Но ругань, доносившаяся оттуда, не прекращалась ни на минуту. Участников спора как будто становилось больше. Теперь никто уже не слушал их крики — стояла глубокая ночь и рядом с хижиной не было видно даже животных, но невольный слушатель, окажись он здесь, вряд ли смог бы сосчитать, сколько человек вело беседу внутри.
Закончилась вакханалия в одночасье. Электрический свет погас, грохот мгновенно стих, а спорщики замолкли, словно усталость взяла свое и все они разом уснули. На самом деле последнее предположение было не так уж далеко от истины.
Дверь сарайчика открылась только к вечеру, когда солнце уже коснулось горизонта и очередная порция еженощного тумана медленно собиралась в зарослях джунглей, начинавшихся почти рядом.
— Не думал, что ты такой дурак, — посетовал обладатель дребезжащего динамика.
— О моем уме поговорим позже, — отозвался тенор, — когда все проверим.
— Я по проверке и говорю.
Ответа не последовало, только визгливый выкрикнул:
— Нужно бы порошка нюхнуть!
— Обойдешься, — ответил тенор, а дребезжащий динамик только прокряхтел что-то нечленораздельное.
В этой компании явно верховодил тенор, но его недолюбливали и, судя по всему, совсем не уважали. Но почему-то никто не решался взять бразды правления в свои руки.
…Сквозь влажные и норовящие садануть по физиономии листья пришлось пробираться довольно долго. Годы уже не те, как посетовал дребезжащий динамик.
Возня снаружи не заняла много времени, закамуфлированная под поросший мхом валун дверь открылась легко: что-то не так было с ее замком, возможно, просто проржавел. Внутри пришлось сложнее — огонь зажигать не стали, хоть и темно — ни зги не видно. Однако шли тихо, ничего не трогая. Здесь нельзя трогать, только один раз, вон там. Это место они давно заприметили, только дребезжащий динамик не хотел идти, да и визгливый не особенно выражал желание. Но все же интересно было всем.
— Боишься? — спросил тенор. Непонятно у кого, возможно, у всех разом.
— А сам-то? — саркастически заметил визгливый.
— Боюсь, — честно признался тенор.
— Так не втыкай, — посоветовал дребезжащий динамик.
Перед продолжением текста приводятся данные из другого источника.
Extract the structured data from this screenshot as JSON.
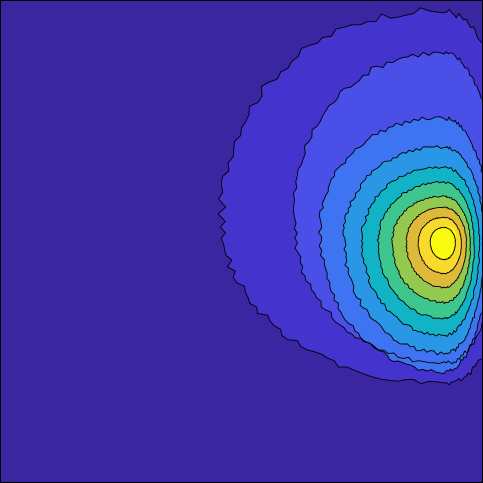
{
  "chart_data": {
    "type": "contour",
    "colormap": "parula",
    "grid": false,
    "axes_visible": false,
    "colors": {
      "background": "#3a26a1",
      "contour_line": "#000000",
      "levels": [
        "#3a26a1",
        "#4433cc",
        "#4a4fe8",
        "#3e74f2",
        "#2a96e6",
        "#13b3c6",
        "#3dc78e",
        "#94c94f",
        "#dfba3a",
        "#f8da2c",
        "#f9fb0e"
      ]
    },
    "levels": [
      0.05,
      0.15,
      0.25,
      0.35,
      0.45,
      0.55,
      0.65,
      0.75,
      0.85,
      0.95
    ],
    "peak": {
      "x": 0.92,
      "y": 0.5,
      "value": 1.0
    },
    "xlim": [
      0,
      1
    ],
    "ylim": [
      0,
      1
    ]
  }
}
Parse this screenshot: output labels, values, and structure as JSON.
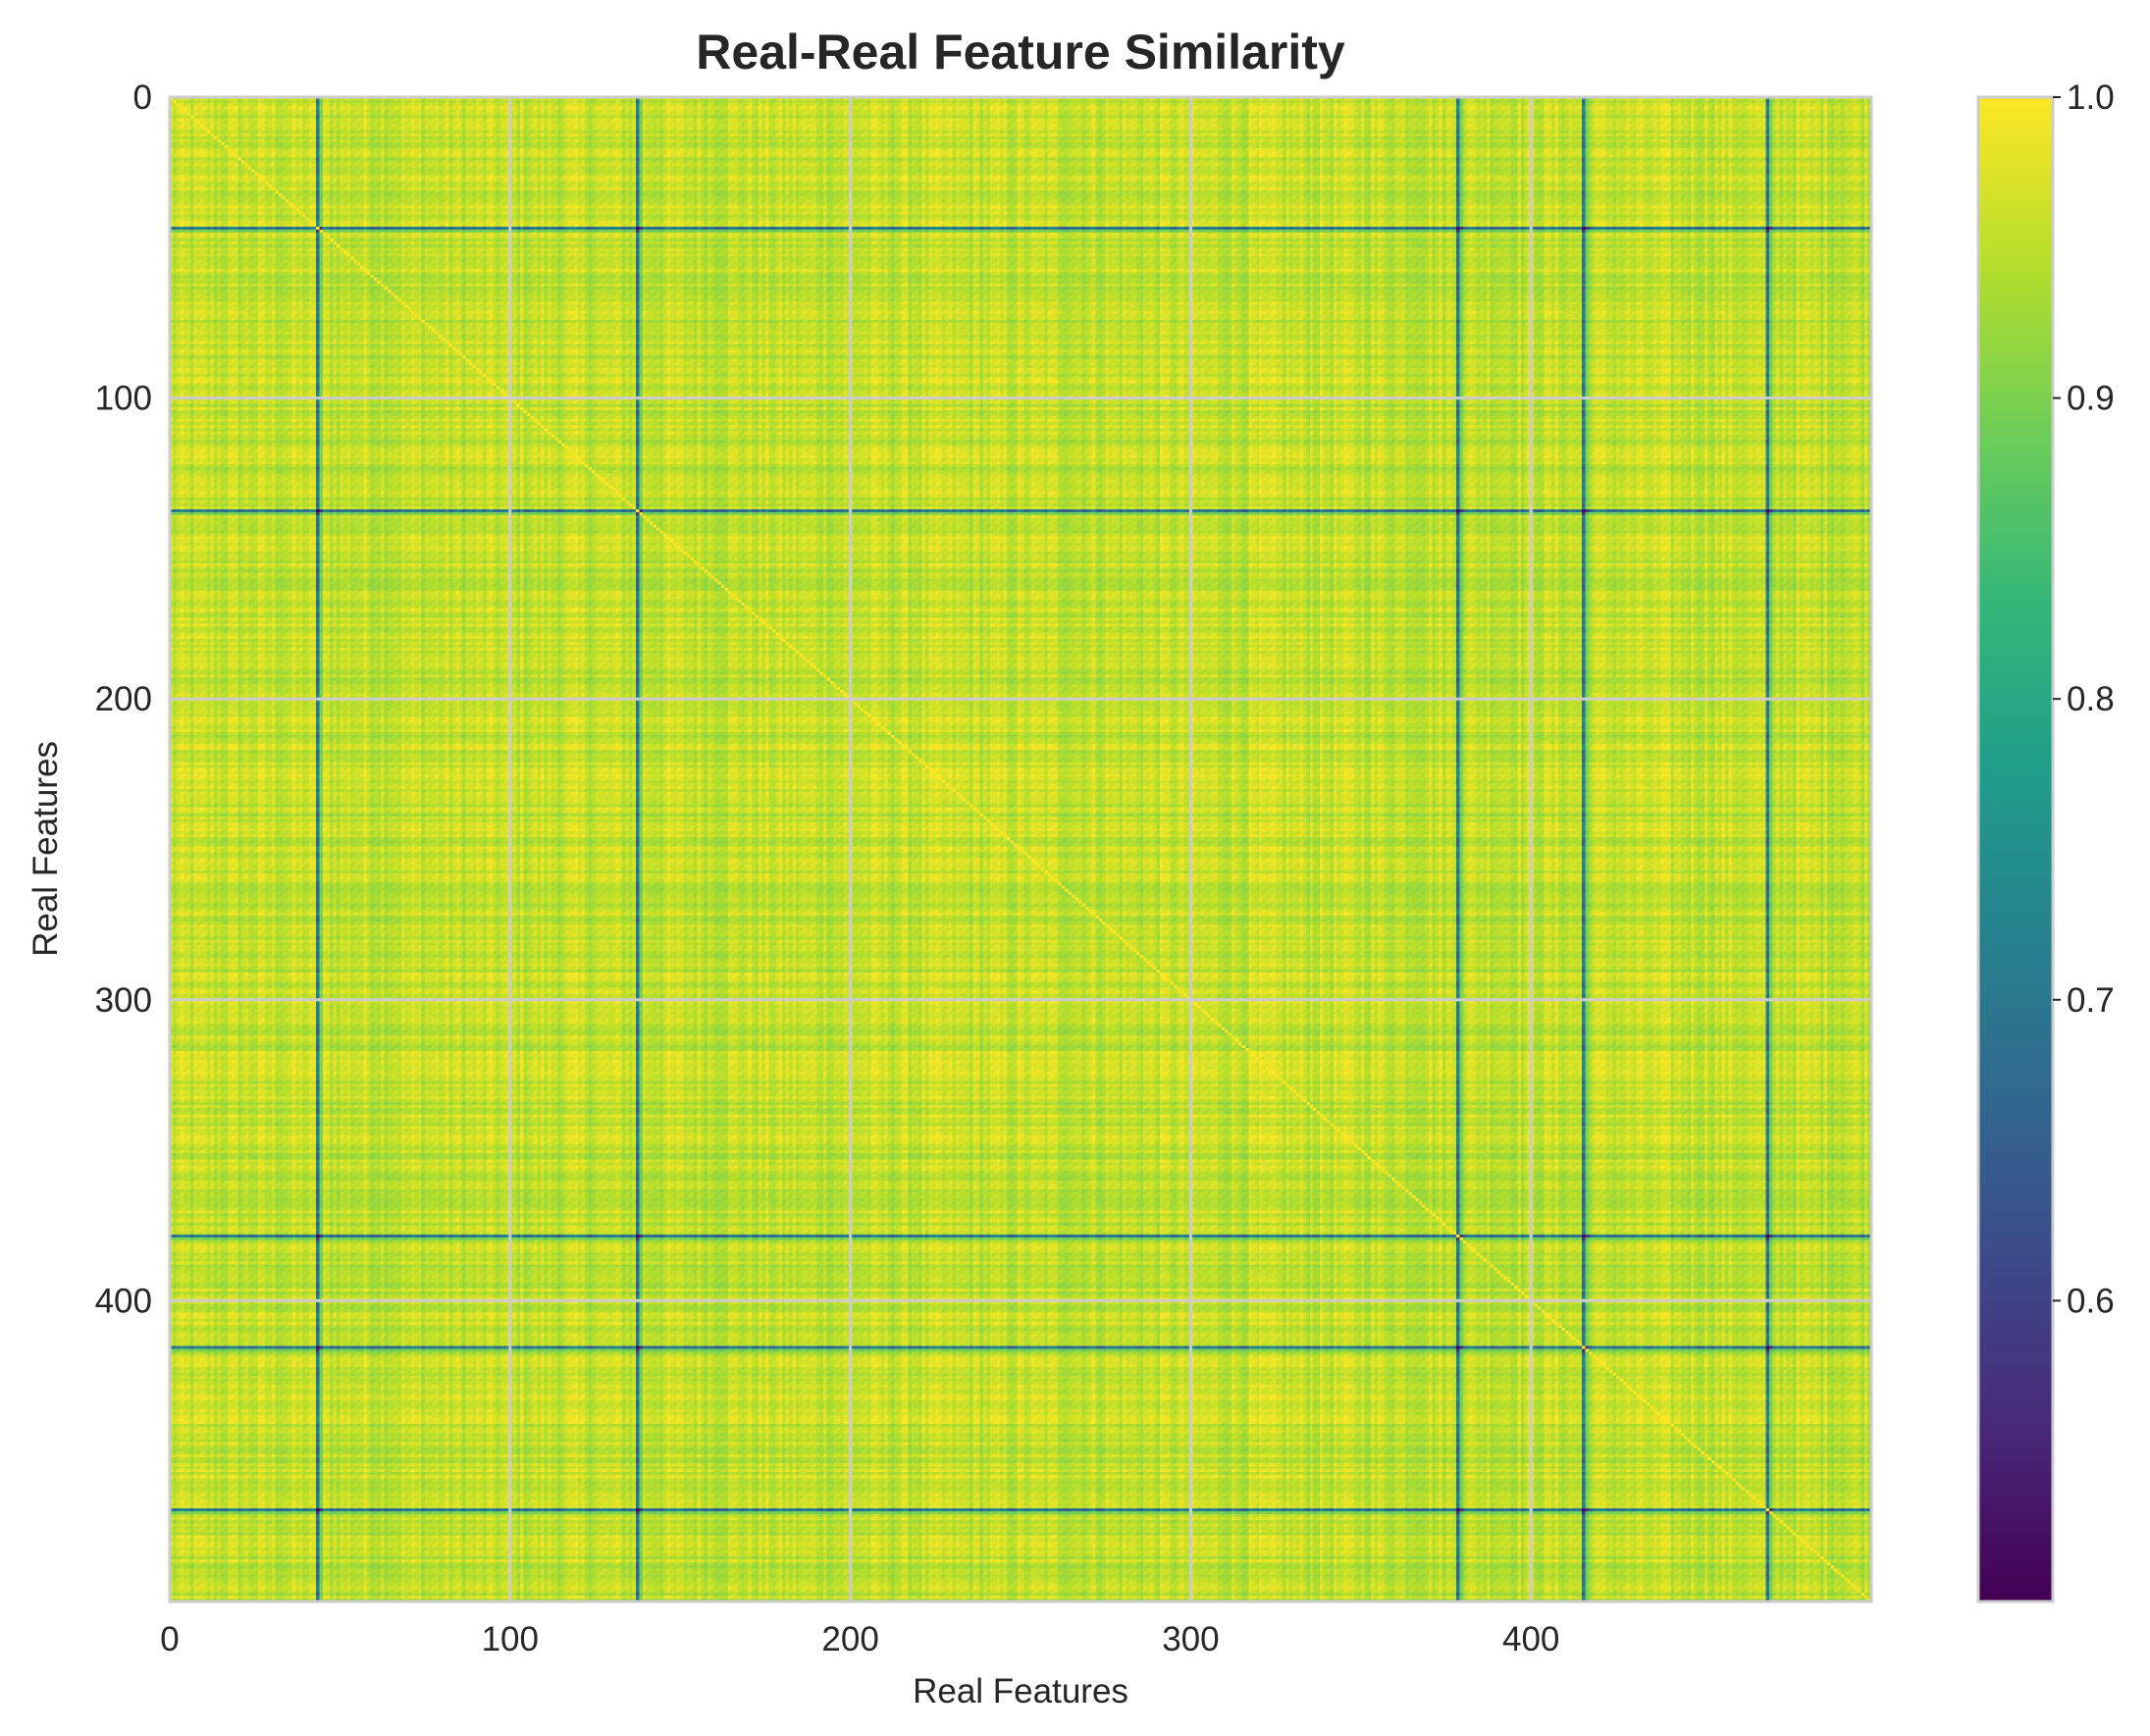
{
  "chart_data": {
    "type": "heatmap",
    "title": "Real-Real Feature Similarity",
    "xlabel": "Real Features",
    "ylabel": "Real Features",
    "n_rows": 500,
    "n_cols": 500,
    "xlim": [
      0,
      500
    ],
    "ylim": [
      500,
      0
    ],
    "xticks": [
      0,
      100,
      200,
      300,
      400
    ],
    "yticks": [
      0,
      100,
      200,
      300,
      400
    ],
    "colormap": "viridis",
    "value_range": [
      0.5,
      1.0
    ],
    "typical_value_range": [
      0.8,
      1.0
    ],
    "diagonal_value": 1.0,
    "low_similarity_features": [
      43,
      137,
      378,
      415,
      469
    ],
    "colorbar": {
      "ticks": [
        0.6,
        0.7,
        0.8,
        0.9,
        1.0
      ],
      "tick_labels": [
        "0.6",
        "0.7",
        "0.8",
        "0.9",
        "1.0"
      ],
      "vmin": 0.5,
      "vmax": 1.0
    },
    "grid": true
  },
  "colors": {
    "grid": "#cccccc",
    "text": "#262626",
    "viridis_stops": [
      "#440154",
      "#482878",
      "#3e4989",
      "#31688e",
      "#26828e",
      "#1f9e89",
      "#35b779",
      "#6ece58",
      "#b5de2b",
      "#fde725"
    ]
  }
}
Теперь старик говорил совершенно спокойно, чувствовалось, что сделать то, что они собирались, ему тоже хотелось.
— Воткни ты, — предложил тенор.
— А порошок?
— Хорошо, — согласился тенор и шумно потянул носом.
— Во-о-от! — прокряхтел дребезжащий динамик. — Совсем другое дело.
Его рука опустилась и воткнула что-то маленькое в железный ящик, лежащий перед ним. Включился какой-то прибор, на небольшом экранчике допотопного коммуникатора высветились не очень-то понятные цифры.
Они бежали так, словно за ними гнался голодный тигр. Хотя, наверное, еще быстрее. Никто не препирался, все были согласны — надо бежать.
— Ты что такое сотворил-то? — задыхаясь, спросил обладатель баса.
— Не знает он! — крикнул визгливый.
Старик промолчал, наверное, ему было трудно говорить на бегу. А тенор ответил коротко:
— Чудо.
Глава 1
Ярко-зеленый лист какой-то тропической дряни вздрогнул, изогнулся горбом и резко, словно рычаг катапульты, вернулся на исходную позицию. На землю с глухим стуком упала крупная прозрачная капля. Дождь. Упала одна капля — жди потопа. Здесь это правило.
Окоёмов вздохнул и поднялся, опираясь на приклад автомата. Лучше укрыться под тентом, который они натянули между деревьями, иначе вымокнешь. Здесь не дожди, здесь какие-то небесные водопады. Хотя и от тента толку немного. Окоёмову казалось, что за последнюю неделю он вымок не то что до нитки — до самых костей.
Прохладная капля стрелой вонзилась между лопаток, вероломно проникнув за оттопырившийся на секунду воротник. Второй выстрел — в глаз. Теперь макушка, ухо… Все, небесный снайпер заканчивает тонкую работу, спустя секунду-другую в бой вступит небесная артиллерия. Вот он, тент, всего десять шагов.
А, черт! Везде листья, везде корни. Первые норовят съездить по физиономии, вторые — выскакивают из-под земли в самый неподходящий момент. Вот как сейчас. Еще и колено ушиб.
Все, не успел.
С неба, активно барабаня по листьям верхнего яруса джунглей, на грешную землю рухнул поток. Прорвало.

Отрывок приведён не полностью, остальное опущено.